Since July, 2004, when Public Law 108-271 changed the name of the General Accounting Office to the Government Accountability Office, “accountability” has dominated discourse in our political arena.
When a disaster hits, whether it’s a construction crane collapse, a gas line explosion, an oil platform disaster, a municipal budget shortfall, or the perceived failure of the nation’s educational system, editorial writers, politicians, and pundits pile on, demanding “accountability.”
It’s a cheap shot. Assigning blame — essentially, what most people mean by “accountability” — is an easy way for elected officials and editors to distance themselves from responsibility and divert attention from their failure to offer constructive prescriptions for change.
In the current debate about school reform, almost everyone involved, from the President on down, assigns the lion’s share of accountability to teachers and principals, while giving a broad pass to mayors, schools chancellors and superintendents, and, remarkably, to children and parents.
Ironically, in New York City “accountability” was Mike Bloomberg’s primary rationale for demanding mayoral control of the schools. Only recently have journalists such as Jennifer Medina of the New York Times held Bloomberg and Schools Chancellor Joel Klein accountable for using inflated exam scores to portray their educational practices as successful.
According to Medina, one consequence of the inflation was that “Eighth graders who scored at least a 3 on the state math exam had only a 50 percent chance of graduating from high school four years later with a Regents diploma….”
The public’s silence has been deafening.
Accountability — the ability to affix blame — usually doesn’t help to correct things unless voters, elected officials and opinion shapers can convince government leaders to change faulty policies. This becomes difficult when a leader doesn’t have any partners in decision-making, as with mayoral control, or when he enjoys broad support among media owners who can influence editorial policy to shift blame elsewhere.
In the private sector, the ability to measure progress against the bottom line makes accountability meaningful. But in government, where goals are diffuse and voter memories short, accountability is more a tool for shifting blame than for solving problems. From its first recorded use in 1794 to now, accountability’s primary value in the public sector has not been to improve how government works, but to enable voters, politicians, and pundits to position themselves as critics instead of participants. It is a political bludgeon, not a management tool.

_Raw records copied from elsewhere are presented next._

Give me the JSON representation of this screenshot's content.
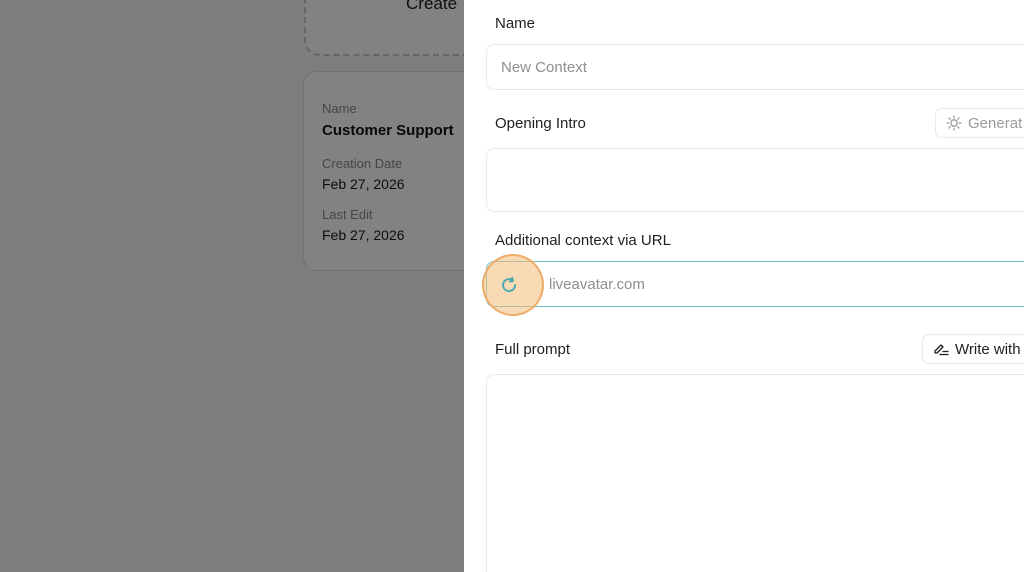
{
  "background": {
    "create_card": {
      "label": "Create"
    },
    "context_card": {
      "name_label": "Name",
      "name_value": "Customer Support",
      "creation_label": "Creation Date",
      "creation_value": "Feb 27, 2026",
      "edit_label": "Last Edit",
      "edit_value": "Feb 27, 2026"
    }
  },
  "panel": {
    "name": {
      "label": "Name",
      "placeholder": "New Context"
    },
    "opening_intro": {
      "label": "Opening Intro",
      "generate_button": "Generat",
      "value": ""
    },
    "url": {
      "label": "Additional context via URL",
      "value": "liveavatar.com"
    },
    "full_prompt": {
      "label": "Full prompt",
      "write_button": "Write with",
      "value": ""
    }
  },
  "colors": {
    "accent_teal": "#6dbdc4",
    "highlight_orange": "#f3bc78"
  },
  "icons": {
    "generate": "sparkle-sun-icon",
    "url_refresh": "refresh-icon",
    "write": "pen-lines-icon"
  }
}
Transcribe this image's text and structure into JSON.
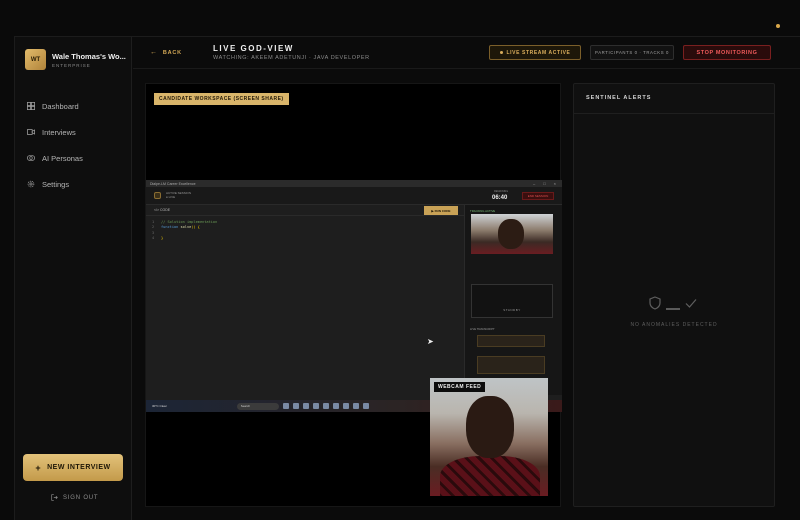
{
  "brand": {
    "logo": "WT",
    "name": "Wale Thomas's Wo...",
    "sub": "ENTERPRISE"
  },
  "nav": [
    {
      "label": "Dashboard",
      "icon": "dashboard-icon"
    },
    {
      "label": "Interviews",
      "icon": "video-icon"
    },
    {
      "label": "AI Personas",
      "icon": "brain-icon"
    },
    {
      "label": "Settings",
      "icon": "gear-icon"
    }
  ],
  "sidebar": {
    "new_interview": "NEW INTERVIEW",
    "sign_out": "SIGN OUT"
  },
  "header": {
    "back": "BACK",
    "title": "LIVE GOD-VIEW",
    "watching": "WATCHING: AKEEM ADETUNJI · JAVA DEVELOPER",
    "live_badge": "LIVE STREAM ACTIVE",
    "counts": "PARTICIPANTS 0 · TRACKS 0",
    "stop": "STOP MONITORING"
  },
  "share": {
    "label": "CANDIDATE WORKSPACE (SCREEN SHARE)",
    "window_title": "Dialpe-LM Career Excellence",
    "session_line1": "ACTIVE SESSION",
    "session_line2": "● LIVE",
    "timer_label": "REMAINING",
    "timer": "06:40",
    "end_button": "END SESSION",
    "code_label": "</> CODE",
    "run_button": "▶ RUN CODE",
    "code": [
      {
        "n": "1",
        "text": "// Solution implementation"
      },
      {
        "n": "2",
        "kw": "function",
        "fn": " solve",
        "rest": "() {"
      },
      {
        "n": "3",
        "text": ""
      },
      {
        "n": "4",
        "text": "}"
      }
    ],
    "tracking_label": "TRACKING ACTIVE",
    "standby": "STANDBY",
    "transcript_label": "LIVE TRANSCRIPT",
    "weather": "30°C Clear",
    "taskbar_search": "Search"
  },
  "webcam": {
    "label": "WEBCAM FEED"
  },
  "alerts": {
    "title": "SENTINEL ALERTS",
    "empty": "NO ANOMALIES DETECTED"
  },
  "colors": {
    "accent": "#d9b56a",
    "danger": "#ef5a5a",
    "background": "#0b0b0b"
  }
}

The next time a newspaper editorial demands that we hold teachers and principals accountable for school failures, think about our own complicity: We balk at paying for smaller class sizes, we ignore the social conditions that make school attendance and learning difficult, we undermine public school student and teacher morale by telling them that “charter schools are better,” and we accept a power structure that immunizes mayors from even the broadest critical consensus.
After two centuries of accountability, perhaps it’s time for us to accept some responsibility.